Einmal um die ganze Welt
Von Bremerhaven geht es zunächst in die Schweiz, nach Isenthal zu Familie Infanger, deren Bergbauernhof von der Gletscherschmelze bedroht wird. Der Besucher sieht Kühe und hört das Gebimmel von Kuhglocken, aber man merkt, dass es die heile Heidi-Bergwelt nicht mehr gibt.
Weiter geht die Reise nach Sardinien, wo wie mit dem Vergrößerungsglas auf die Welt der Insekten geschaut werden kann. Besucher können hier spielerisch die Großwetterlage in Europa ändern und Hitze, Regen oder Wind erzeugen.
Trockenheit, Dürre und Hitze, Sand und Wind – die nächste Station ist die Sahel-Zone; wir sind in Niger angekommen. Die nördliche Sahara war einst eine grüne Region, und heute leben Tuareg in diesem lebensfeindlichen Klima. Wir lernen Mariam kennen, ein 11-jähriges Tuaregmädchen, das einen ledernen Wassersack siebzig Meter herunterlassen muss, um aus einem Brunnen Wasser zu schöpfen.
Über zu wenig Wasser kann man sich an der nächsten Station nicht beklagen, ganz im Gegenteil. Überall ist Wasser; es tropft von den Blättern und prasselt auf die Dächer. In Kamerun genieße ich das feucht-heiße Klima. Der Regenwald mit seiner unglaublichen Pflanzen- und Tierwelt hat es mir ja auch auf Martinique angetan und ich kann mich kaum sattsehen an diesem unglaublichen Grün und der üppigen Vegetation.

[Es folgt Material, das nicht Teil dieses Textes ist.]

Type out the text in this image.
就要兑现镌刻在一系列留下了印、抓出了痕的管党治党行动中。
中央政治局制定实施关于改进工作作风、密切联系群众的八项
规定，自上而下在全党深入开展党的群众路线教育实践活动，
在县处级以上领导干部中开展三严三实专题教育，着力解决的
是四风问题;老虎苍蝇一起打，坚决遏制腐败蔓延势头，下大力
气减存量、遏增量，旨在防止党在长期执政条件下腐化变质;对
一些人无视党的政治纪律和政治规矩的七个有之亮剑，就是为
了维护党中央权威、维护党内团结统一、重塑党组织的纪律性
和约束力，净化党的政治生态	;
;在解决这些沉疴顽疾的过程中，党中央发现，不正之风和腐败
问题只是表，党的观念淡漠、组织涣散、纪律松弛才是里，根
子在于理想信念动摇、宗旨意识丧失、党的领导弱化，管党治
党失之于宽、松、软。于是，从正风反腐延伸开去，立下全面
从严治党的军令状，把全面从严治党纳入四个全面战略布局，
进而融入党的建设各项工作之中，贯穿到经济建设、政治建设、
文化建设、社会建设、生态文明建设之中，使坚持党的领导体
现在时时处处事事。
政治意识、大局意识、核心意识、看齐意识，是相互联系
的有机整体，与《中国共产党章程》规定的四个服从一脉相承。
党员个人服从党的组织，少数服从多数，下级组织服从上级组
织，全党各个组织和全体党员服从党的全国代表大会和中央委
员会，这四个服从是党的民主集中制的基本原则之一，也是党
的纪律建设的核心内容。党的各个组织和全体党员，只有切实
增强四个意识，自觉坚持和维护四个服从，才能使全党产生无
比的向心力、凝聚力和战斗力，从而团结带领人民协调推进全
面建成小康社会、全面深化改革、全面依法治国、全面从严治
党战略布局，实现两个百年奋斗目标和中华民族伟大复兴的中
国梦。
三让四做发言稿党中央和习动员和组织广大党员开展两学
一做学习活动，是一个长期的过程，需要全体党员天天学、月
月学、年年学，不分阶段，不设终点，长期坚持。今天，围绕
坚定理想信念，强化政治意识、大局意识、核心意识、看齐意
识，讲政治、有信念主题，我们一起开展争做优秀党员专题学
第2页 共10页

Der Temperaturschock kommt prompt an der nächsten Station: – 7 Grad! Im Nullkommanix habe ich 8.400 Kilomter zurückgelegt und finde mich in der Antarktis wieder, in der Neumeyer-Station III. Axel Werner bibbert in seinem Zelt vor Kälte, ansonsten ist kein menschliches Leben zu sehen, dafür Weiß in allen Schattierungen. Das Alfred-Wegener-Institut – Helmholtz-Zentrum für Polar- und Meeresforschung betreibt die Neumeyer-Station und hat seinen Sitz in Bremerhaven. Ein Blick auf die Website des Instituts lohnt sich!
Die nächste Station hat wieder Temperaturen, die mir eher gefallen: Samoa! Hier werden Südseeträume wahr, und bei Temperaturen, die ganzjährig über 30° liegen, würde ich am liebsten ins Wasser springen und zur exotisch-bunten Fischwelt abtauchen. Doch das Paradies gibt es längst nicht mehr – das Korallenriff ist nicht mehr gesund.
In der Beringstraße erzählen zwei Jungs vom Abschmelzen des Permafrosts, wodurch Methan freigesetzt und die Erderwärmung beschleunigt wird. Das ist das Konzept des Klimahauses: die Menschen in Bildern und Filmen kennenlernen, die Axel Werner auf seiner großen Reise getroffen hat. Übrigens: Werner will seine Reise wiederholen und schauen, was sich in der Zwischenzeit verändert hat.
Die letzte Etappe meiner Reise ist die Hallig Langeneß, im norddeutschen Wattenmeer unweit von Sylt gelegen. Bewohner wie Jutta müssen hier mit Sturmfluten und dem stetig steigenden Wasserpegel leben.
Strapazen der Reise
Andreas Doll hatte uns erzählt, dass die Reisezeit einmal um die Welt zwei Stunden betrage. Ganz ehrlich: es ist mir ein Rätsel, wie man diese Vielfalt in so kurzer Zeit bewältigen soll. Es ist wie so oft: man kommt vom Hölzchen aufs Stöckchen. Ich lese mich schnell fest oder merke gar nicht, wie schnell die Zeit vergeht.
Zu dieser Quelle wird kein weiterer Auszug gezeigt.